Ostatnio pisałem o tym, że chcę połączyć dwie moje pasje: nową EDC i starą RPG. W związku z tym ciągle wymyślam różne warianty ekwipunku dla erpegowców. Zacząłem od bardzo minimalistycznego i uniwersalnego. Dziś przedstawiam moją wersję ekwipunku dedykowanego graczom.

Podstawę ekwipunku gracza stanowi stylowy piórnik, który można rozwinąć jak pergamin i w tym tkwi jego sekret. Po pierwsze można wewnętrzną stronę potraktować jako podkładkę do rzutów kośćmi, ale także miejsce do przechowywania karty postaci, jak ja to uczyniłem. Zmieści się tu tylko karta formatu A5 i będzie trzeba ją wyprostować przed użyciem, ale wg mnie dodaje to tylko jej uroku. Taki piórnik można nabyć na Amazonie lub w kilku polskich sklepach internetowych.

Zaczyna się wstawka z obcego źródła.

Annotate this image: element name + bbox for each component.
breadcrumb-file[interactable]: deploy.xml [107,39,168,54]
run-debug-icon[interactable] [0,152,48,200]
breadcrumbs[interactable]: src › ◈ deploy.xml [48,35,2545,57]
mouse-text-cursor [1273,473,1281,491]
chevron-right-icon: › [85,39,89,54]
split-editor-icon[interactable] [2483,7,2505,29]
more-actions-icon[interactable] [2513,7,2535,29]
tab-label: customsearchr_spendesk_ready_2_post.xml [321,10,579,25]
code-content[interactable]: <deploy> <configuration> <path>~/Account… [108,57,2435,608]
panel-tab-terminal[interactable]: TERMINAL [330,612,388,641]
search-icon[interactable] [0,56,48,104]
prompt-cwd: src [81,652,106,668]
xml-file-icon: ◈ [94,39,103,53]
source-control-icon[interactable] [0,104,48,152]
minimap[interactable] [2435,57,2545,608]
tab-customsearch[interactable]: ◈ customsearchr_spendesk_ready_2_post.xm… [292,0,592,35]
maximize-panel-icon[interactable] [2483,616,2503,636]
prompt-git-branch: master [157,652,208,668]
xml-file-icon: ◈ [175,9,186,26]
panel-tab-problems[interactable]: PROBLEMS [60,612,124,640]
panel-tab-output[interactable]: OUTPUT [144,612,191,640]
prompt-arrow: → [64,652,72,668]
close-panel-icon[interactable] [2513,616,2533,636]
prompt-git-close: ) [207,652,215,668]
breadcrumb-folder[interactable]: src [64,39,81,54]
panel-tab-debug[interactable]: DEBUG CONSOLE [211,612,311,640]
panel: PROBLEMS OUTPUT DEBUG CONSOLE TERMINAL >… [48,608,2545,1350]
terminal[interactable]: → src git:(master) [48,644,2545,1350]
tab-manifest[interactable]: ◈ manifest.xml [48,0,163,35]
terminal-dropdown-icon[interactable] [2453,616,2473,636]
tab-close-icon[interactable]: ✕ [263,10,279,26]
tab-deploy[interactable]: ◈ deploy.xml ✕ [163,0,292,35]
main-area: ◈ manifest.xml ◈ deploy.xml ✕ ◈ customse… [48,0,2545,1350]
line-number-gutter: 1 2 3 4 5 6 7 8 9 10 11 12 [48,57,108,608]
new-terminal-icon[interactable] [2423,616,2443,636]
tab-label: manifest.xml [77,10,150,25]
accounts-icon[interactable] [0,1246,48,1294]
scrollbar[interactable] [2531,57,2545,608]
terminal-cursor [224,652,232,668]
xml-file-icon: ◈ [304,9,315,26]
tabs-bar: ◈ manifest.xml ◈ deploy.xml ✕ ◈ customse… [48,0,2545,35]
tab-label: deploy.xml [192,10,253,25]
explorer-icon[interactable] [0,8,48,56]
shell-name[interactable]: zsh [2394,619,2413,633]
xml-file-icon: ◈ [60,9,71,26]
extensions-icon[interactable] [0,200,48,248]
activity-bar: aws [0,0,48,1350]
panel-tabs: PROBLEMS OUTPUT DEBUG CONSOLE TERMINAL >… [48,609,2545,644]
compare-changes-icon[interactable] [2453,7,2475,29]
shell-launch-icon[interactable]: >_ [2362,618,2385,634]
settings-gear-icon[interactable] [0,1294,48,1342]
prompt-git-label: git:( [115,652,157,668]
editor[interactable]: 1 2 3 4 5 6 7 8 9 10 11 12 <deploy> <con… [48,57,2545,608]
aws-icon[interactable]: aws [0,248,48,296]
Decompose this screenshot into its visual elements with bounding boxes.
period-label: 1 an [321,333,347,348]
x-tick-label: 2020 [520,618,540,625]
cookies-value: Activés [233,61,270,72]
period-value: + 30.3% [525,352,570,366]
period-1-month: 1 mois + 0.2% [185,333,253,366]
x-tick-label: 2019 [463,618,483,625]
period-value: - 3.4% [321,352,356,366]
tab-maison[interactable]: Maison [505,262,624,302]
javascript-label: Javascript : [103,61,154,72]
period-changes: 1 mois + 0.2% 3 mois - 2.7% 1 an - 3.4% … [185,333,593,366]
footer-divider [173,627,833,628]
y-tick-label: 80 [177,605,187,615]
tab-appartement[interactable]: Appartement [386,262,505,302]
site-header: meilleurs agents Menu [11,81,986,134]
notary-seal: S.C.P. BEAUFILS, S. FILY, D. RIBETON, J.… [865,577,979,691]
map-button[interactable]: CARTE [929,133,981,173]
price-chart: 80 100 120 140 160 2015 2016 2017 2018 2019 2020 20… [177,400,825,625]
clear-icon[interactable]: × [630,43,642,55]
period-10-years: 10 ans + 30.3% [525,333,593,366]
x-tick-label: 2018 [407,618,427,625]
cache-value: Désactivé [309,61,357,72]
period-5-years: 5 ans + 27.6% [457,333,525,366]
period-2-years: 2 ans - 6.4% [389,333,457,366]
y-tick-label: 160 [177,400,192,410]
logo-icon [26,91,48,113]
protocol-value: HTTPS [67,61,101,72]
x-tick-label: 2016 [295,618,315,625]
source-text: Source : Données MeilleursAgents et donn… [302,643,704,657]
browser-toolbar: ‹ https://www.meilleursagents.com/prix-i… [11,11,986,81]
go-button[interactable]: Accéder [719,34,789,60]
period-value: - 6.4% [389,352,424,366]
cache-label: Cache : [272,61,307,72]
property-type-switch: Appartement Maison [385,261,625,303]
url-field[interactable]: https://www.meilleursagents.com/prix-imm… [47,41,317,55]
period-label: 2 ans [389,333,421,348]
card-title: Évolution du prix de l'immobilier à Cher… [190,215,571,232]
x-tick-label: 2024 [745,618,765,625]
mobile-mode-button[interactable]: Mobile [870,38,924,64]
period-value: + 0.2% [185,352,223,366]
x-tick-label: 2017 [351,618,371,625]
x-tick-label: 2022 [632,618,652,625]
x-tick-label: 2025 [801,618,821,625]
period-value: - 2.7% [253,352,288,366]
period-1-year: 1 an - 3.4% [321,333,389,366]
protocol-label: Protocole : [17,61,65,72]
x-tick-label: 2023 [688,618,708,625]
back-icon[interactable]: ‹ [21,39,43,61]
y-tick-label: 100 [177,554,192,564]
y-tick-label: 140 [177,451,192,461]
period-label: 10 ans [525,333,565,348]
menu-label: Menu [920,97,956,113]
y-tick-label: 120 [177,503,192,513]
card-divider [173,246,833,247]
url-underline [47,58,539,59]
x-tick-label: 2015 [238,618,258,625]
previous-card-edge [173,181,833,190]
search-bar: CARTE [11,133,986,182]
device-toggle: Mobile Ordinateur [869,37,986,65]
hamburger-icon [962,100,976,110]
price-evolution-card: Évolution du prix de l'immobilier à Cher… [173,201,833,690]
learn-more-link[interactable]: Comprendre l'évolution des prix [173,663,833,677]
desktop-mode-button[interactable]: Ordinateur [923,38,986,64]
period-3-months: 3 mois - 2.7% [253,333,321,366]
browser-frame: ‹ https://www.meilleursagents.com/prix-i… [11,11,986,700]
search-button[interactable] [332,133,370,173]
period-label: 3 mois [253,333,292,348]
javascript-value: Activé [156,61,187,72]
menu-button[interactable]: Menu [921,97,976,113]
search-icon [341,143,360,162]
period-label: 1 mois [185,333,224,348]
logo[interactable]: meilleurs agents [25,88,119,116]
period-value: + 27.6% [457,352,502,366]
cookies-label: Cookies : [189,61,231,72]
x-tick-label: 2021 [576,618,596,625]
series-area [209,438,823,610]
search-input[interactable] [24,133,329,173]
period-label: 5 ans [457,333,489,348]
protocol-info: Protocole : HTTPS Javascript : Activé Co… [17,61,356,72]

Wewnątrz piórnika zmieścimy praktycznie dowolny zestaw standardowej wielkości kostek. Ja nosze tam moje ulubione, zestaw 7 kości RPG oraz pięć dodatkowych k6. Baczny obserwator może dostrzec, że są to te same kostki, które widnieją w nagłówku grupy Tworzenie Gier Fabularnych. To nie przypadek bo to mój pierwszy zestaw kostek jaki otrzymałem. Ma więc tyle samo lat co moja pasja.

Drugim elementem, który darze nie mniejszym sentymentem z podobnych powodów jest ołówek automatyczny, jeden z moich pierwszych. On też widnieje w logo na wspomnianej grupie. Jak widać jest to więc zestaw mocno oparty na sentymencie do dawnych lat, gdy często grałem. Sam ołówek to automat japońskiej firmy Penac model m002. Wytrzymał ze mną tyle lat, więc mogę go spokojnie polecić.

Papierowa figurka w klipsie biurowym to mój patent na tanią alternatywę dla figurek plastikowych. Oprócz tego mam kilka żetonów moich postaci zamkniętych w pudełkach numizmatycznych o średnicy zewnętrznej 25 mm. Przypadek? Oczywiście, że nie. Takie żetony idealnie sprawdzą się na calowej siatce planszy. Trzeba jedynie pamiętać, że sam żeton wewnątrz musi mieć 22 mm średnicy. Ogólnie to dorzucam te żetony gdzie się tylko da, bo są małe, wszechstronne i można je dowolnie modyfikować.

Jako gracz myślę, że to by mi wystarczyło, choć oczywiście nie pogardziłbym jeszcze dodatkowym papierem, na którym mógłbym robić notatki na sesji, ale to zawsze można dodać. Znów to nie jest ekwipunek, który nosiłbym cały czas przy sobie, bo nie gram codziennie, jednak gdy taka okazja się nadarzy to jako gracz niczego więcej nie potrzebuję.